Gli Uffici scolastici stanno proseguendo con la comunicazione nei confronti dei dirigenti scolastici delle indicazioni utili alla nuova procedura che si svolgerà nelle prossime settimane inerente la conferma del docente di sostegno su richiesta della famiglia. Nuovo istituto contestatissimo che consentirà di chiedere al dirigente scolastico di confermare l’insegnante con cui lo studente con disabilità si è trovato particolarmente bene nell’anno che sta per concludersi, in modo da garantire la continuità didattica in un ambito particolare.
La procedura
La questione è regolamentata dal decreto che il Ministero dell’Istruzione e del Merito ha pubblicato nell’ambito del DM n. 32 del 26 febbraio 2025 “Misure finalizzate a garantire la continuità dei docenti a tempo determinato su posto di sostegno per l’anno scolastico 2025/2026”.

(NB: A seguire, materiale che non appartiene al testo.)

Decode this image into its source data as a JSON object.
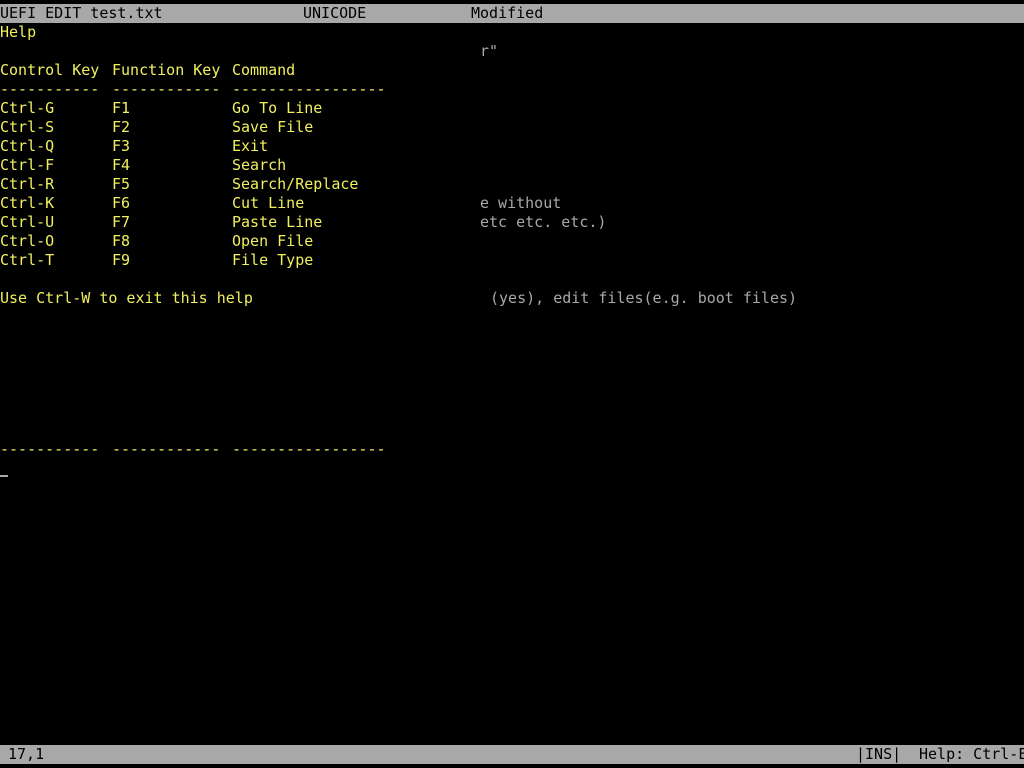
{
  "title_bar": {
    "file": "UEFI EDIT test.txt",
    "encoding": "UNICODE",
    "state": "Modified"
  },
  "help": {
    "title": "Help",
    "headers": [
      "Control Key",
      "Function Key",
      "Command"
    ],
    "separators": [
      "-----------",
      "------------",
      "-----------------"
    ],
    "rows": [
      {
        "ctrl": "Ctrl-G",
        "fkey": "F1",
        "command": "Go To Line"
      },
      {
        "ctrl": "Ctrl-S",
        "fkey": "F2",
        "command": "Save File"
      },
      {
        "ctrl": "Ctrl-Q",
        "fkey": "F3",
        "command": "Exit"
      },
      {
        "ctrl": "Ctrl-F",
        "fkey": "F4",
        "command": "Search"
      },
      {
        "ctrl": "Ctrl-R",
        "fkey": "F5",
        "command": "Search/Replace"
      },
      {
        "ctrl": "Ctrl-K",
        "fkey": "F6",
        "command": "Cut Line"
      },
      {
        "ctrl": "Ctrl-U",
        "fkey": "F7",
        "command": "Paste Line"
      },
      {
        "ctrl": "Ctrl-O",
        "fkey": "F8",
        "command": "Open File"
      },
      {
        "ctrl": "Ctrl-T",
        "fkey": "F9",
        "command": "File Type"
      }
    ],
    "exit_hint": "Use Ctrl-W to exit this help"
  },
  "background_text": {
    "line_1": "r\"",
    "line_2": "e without",
    "line_3": "etc etc. etc.)",
    "line_4": "(yes), edit files(e.g. boot files)"
  },
  "status_bar": {
    "position": "17,1",
    "mode": "|INS|",
    "help": "Help: Ctrl-E"
  },
  "colors": {
    "background": "#000000",
    "bar": "#a8a8a8",
    "help_text": "#f0f060",
    "file_text": "#a8a8a8"
  }
}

La procedura prevede come primo step l’iniziativa della famiglia, che se lo ritiene opportuno, fa richiesta al Dirigente Scolastico di assicurare la continuità del docente di sostegno del proprio figlio. La richiesta va presentata entro un mese circa, con scadenza 31 maggio.
A quel punto tocca al Dirigente scolastico formulare le sue valutazioni, a cominciare dalla sussistenza delle condizioni, sentendo il Gruppo di Lavoro Operativo.

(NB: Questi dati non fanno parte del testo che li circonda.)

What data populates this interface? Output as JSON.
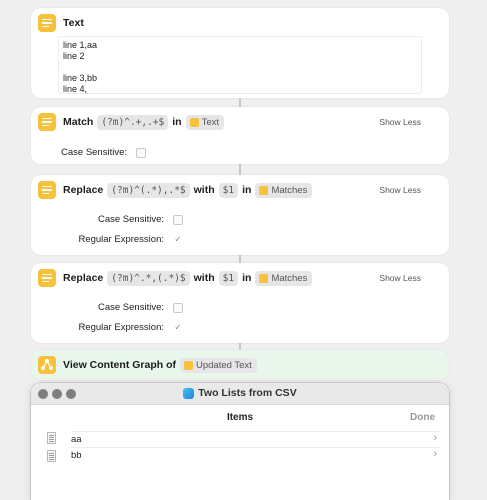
{
  "actions": {
    "text": {
      "title": "Text",
      "lines": [
        "line 1,aa",
        "line 2",
        "",
        "line 3,bb",
        "line 4,"
      ]
    },
    "match": {
      "label": "Match",
      "pattern": "(?m)^.+,.+$",
      "in_label": "in",
      "input_var": "Text",
      "show_less": "Show Less",
      "case_sensitive_label": "Case Sensitive:"
    },
    "replace1": {
      "label": "Replace",
      "pattern": "(?m)^(.*),.*$",
      "with_label": "with",
      "replacement": "$1",
      "in_label": "in",
      "input_var": "Matches",
      "show_less": "Show Less",
      "case_sensitive_label": "Case Sensitive:",
      "regex_label": "Regular Expression:",
      "regex_checked_glyph": "✓"
    },
    "replace2": {
      "label": "Replace",
      "pattern": "(?m)^.*,(.*)$",
      "with_label": "with",
      "replacement": "$1",
      "in_label": "in",
      "input_var": "Matches",
      "show_less": "Show Less",
      "case_sensitive_label": "Case Sensitive:",
      "regex_label": "Regular Expression:",
      "regex_checked_glyph": "✓"
    },
    "graph": {
      "label": "View Content Graph of",
      "input_var": "Updated Text"
    }
  },
  "window": {
    "title": "Two Lists from CSV",
    "list_title": "Items",
    "done_label": "Done",
    "items": [
      {
        "label": "aa",
        "chevron": "›"
      },
      {
        "label": "bb",
        "chevron": "›"
      }
    ]
  },
  "colors": {
    "action_icon": "#f7c23b",
    "graph_card_bg": "#e9f6ec",
    "page_bg": "#efefef"
  }
}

Sia che l’esito sia positivo, che negativo, il docente ne riceve comunicazione, contestualmente all’ufficio Scolastico competente e alla famiglia. Le tempistiche prevedono che il tutto si completi entro il 15 giugno 2025. A quel punto tocca al docente decidere se accettare l’incarico con precedenza assoluta nell’ambito della domanda per le supplenze 2025/26.
Tocca poi al Dirigente scolastico verificare la disponibilità dopo le operazioni relative al personale a tempo indeterminato e accertare il diritto alla nomina nel contingente dei posti disponibili.
Conferma anche per i docenti non specializzati
Possono essere confermati anche docenti non specializzati reclutati da seconda fascia GPS o da graduatorie incrociate per il sostegno. La riconferma vale esclusivamente per l’anno scolastico 2025/26. Se l’istituto sarà confermato, l’anno successivo, sussistendo la volontà della famiglia, la procedura va ripetuta.